Hacker News new | ask | show | jobs
by jokoon 3475 days ago
I'm still curious to know what are the "Internet Economic Impact".

This article was written before the net bubble.

So far all I see in the economics of internet is netflix replacing DVDs, twitter/facebook/online presence (which is advertising, which means little to me), and... that's it. Other domains like online gaming are not that great in term of economic impact.

Amazon is closing book and movie stores.

I can see that the internet changed many things, but was it improvement? I don't know. When you account music and movie piracy, credit card fraud, scammers, online security, it doesn't seem so great.

The only improvements I can see is porn (being able to channel your sexuality) and dating websites (more people being able to risk a little more to find somebody).

2 comments

  This article was written before the net bubble.
I think it was in fact written during the big bubble, although my memory may be a bit off.
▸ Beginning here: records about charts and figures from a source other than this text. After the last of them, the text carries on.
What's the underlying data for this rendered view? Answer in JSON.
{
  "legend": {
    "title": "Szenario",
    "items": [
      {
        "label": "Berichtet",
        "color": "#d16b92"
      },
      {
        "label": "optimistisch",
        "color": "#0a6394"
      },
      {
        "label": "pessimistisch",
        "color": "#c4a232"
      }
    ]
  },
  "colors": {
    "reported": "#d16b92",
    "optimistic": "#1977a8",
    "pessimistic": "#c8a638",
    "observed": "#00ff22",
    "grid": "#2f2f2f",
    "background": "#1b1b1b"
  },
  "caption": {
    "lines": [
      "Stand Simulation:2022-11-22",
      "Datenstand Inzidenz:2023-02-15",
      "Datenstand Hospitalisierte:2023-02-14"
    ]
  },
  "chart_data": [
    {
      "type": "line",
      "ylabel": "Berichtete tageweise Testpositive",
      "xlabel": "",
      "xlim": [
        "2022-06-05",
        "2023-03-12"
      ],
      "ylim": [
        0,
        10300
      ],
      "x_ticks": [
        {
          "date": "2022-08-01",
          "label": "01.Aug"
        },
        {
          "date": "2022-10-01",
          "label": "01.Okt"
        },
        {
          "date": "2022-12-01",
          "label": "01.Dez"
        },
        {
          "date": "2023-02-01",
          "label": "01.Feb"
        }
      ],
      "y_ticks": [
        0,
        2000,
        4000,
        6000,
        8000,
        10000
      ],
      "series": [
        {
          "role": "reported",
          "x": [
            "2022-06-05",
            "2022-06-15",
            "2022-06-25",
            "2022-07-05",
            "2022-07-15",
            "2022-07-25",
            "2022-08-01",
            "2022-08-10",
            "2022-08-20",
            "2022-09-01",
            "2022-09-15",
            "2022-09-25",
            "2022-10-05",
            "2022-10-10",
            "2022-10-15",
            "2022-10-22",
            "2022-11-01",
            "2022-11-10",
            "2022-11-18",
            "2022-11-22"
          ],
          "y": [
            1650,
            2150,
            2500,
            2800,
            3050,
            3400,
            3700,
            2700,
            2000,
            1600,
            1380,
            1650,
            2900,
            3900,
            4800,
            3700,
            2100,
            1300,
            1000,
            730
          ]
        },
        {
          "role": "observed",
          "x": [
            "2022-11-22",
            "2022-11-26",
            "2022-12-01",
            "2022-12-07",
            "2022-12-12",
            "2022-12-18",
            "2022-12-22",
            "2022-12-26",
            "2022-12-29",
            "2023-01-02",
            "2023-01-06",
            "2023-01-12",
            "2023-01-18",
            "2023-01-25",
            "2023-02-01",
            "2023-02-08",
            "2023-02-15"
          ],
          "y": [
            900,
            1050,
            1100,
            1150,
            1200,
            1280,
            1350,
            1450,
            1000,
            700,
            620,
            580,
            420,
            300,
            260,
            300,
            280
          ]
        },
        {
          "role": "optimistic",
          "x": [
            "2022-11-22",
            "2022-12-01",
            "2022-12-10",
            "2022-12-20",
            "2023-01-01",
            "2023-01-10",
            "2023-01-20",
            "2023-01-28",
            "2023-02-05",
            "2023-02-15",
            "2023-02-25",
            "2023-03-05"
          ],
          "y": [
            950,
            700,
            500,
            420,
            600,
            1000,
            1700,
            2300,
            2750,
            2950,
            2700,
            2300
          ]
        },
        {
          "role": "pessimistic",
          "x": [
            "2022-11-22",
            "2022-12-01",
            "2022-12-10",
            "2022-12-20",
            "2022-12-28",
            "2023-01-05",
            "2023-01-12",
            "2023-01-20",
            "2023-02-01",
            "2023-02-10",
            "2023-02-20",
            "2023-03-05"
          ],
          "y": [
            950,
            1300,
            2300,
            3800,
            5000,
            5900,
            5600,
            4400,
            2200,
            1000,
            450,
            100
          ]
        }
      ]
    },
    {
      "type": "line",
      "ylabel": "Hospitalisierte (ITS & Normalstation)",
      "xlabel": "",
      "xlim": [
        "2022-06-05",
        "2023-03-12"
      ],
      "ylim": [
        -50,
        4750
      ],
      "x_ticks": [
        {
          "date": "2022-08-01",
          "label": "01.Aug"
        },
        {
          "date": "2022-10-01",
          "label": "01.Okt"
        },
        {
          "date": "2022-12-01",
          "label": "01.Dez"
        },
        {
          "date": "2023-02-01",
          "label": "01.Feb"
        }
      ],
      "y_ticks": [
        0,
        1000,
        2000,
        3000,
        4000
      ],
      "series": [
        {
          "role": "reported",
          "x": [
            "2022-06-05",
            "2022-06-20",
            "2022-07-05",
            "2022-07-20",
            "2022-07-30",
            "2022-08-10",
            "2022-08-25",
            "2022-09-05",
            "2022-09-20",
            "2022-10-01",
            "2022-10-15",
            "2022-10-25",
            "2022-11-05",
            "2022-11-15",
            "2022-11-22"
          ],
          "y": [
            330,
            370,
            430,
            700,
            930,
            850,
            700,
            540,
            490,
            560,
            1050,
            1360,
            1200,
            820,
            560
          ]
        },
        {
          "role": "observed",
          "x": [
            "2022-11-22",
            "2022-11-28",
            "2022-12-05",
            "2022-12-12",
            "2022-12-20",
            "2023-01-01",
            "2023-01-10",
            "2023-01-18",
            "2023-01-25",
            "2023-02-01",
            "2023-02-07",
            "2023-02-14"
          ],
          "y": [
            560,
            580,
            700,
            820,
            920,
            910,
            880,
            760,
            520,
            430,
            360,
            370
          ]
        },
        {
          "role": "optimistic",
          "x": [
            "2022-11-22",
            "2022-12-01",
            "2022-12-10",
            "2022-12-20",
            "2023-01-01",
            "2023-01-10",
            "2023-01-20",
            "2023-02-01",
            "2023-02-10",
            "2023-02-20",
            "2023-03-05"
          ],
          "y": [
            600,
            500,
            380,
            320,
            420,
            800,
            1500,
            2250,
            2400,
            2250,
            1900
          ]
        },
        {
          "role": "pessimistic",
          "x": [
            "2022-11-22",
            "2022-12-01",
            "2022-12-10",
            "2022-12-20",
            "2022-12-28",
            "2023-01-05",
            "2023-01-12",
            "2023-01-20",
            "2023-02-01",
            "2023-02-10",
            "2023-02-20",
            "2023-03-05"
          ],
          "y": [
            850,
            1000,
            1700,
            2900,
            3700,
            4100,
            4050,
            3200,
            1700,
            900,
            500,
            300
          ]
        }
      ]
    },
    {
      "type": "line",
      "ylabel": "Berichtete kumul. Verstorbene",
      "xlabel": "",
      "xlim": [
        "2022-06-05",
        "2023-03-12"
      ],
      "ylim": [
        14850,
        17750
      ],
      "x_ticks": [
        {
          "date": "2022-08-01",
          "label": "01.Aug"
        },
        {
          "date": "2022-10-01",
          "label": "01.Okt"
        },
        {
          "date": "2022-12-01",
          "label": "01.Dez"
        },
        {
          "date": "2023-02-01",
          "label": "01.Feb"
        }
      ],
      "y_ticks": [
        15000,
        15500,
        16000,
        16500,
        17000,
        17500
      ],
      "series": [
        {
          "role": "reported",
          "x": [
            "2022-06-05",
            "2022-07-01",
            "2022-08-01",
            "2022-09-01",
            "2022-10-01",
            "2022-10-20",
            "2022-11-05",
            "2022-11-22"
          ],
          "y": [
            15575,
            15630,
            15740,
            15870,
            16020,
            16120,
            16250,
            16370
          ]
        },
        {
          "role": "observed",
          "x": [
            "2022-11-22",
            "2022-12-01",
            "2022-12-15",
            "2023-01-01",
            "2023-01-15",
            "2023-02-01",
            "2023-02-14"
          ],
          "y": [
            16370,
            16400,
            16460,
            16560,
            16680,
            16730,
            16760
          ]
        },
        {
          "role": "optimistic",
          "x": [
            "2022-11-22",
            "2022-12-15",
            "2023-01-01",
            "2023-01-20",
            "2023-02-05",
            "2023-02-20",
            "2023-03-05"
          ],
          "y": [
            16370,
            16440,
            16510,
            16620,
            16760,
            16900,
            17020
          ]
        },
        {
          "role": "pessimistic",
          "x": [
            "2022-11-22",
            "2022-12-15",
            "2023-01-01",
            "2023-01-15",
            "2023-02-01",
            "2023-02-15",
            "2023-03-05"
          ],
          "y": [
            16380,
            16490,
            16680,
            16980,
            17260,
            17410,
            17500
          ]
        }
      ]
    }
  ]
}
I do remember distinctly having read (and chuckled at) an article by a supposedly serious economist who said something along these lines, but I absolutely do not remember if it was the same article. And the same economist. Krugman's name did not ring a bell for me then.
You are correct. 1998 is the year of Pets.com and many other internet bubble ventures. Which led to a surge in CS enrollment from ~1999-2005 which really, really sucked for those of us that actually wanted to study CS and weren't in it "for the money". The professional/academic feedback loop also managed to catch me when I tried going to graduate school (again, actually interested in it) and found myself surrounded by people who were in grad school to ride out the (then) downturn in the internet-based business sector (circa 2006). Enrollment numbers were sky high in grad programs so competition for advisors and TA positions was much harder than normal. Very frustrating times.
Go talk to your cable provider or local newspaper about how the internet hasn't had much economic impact.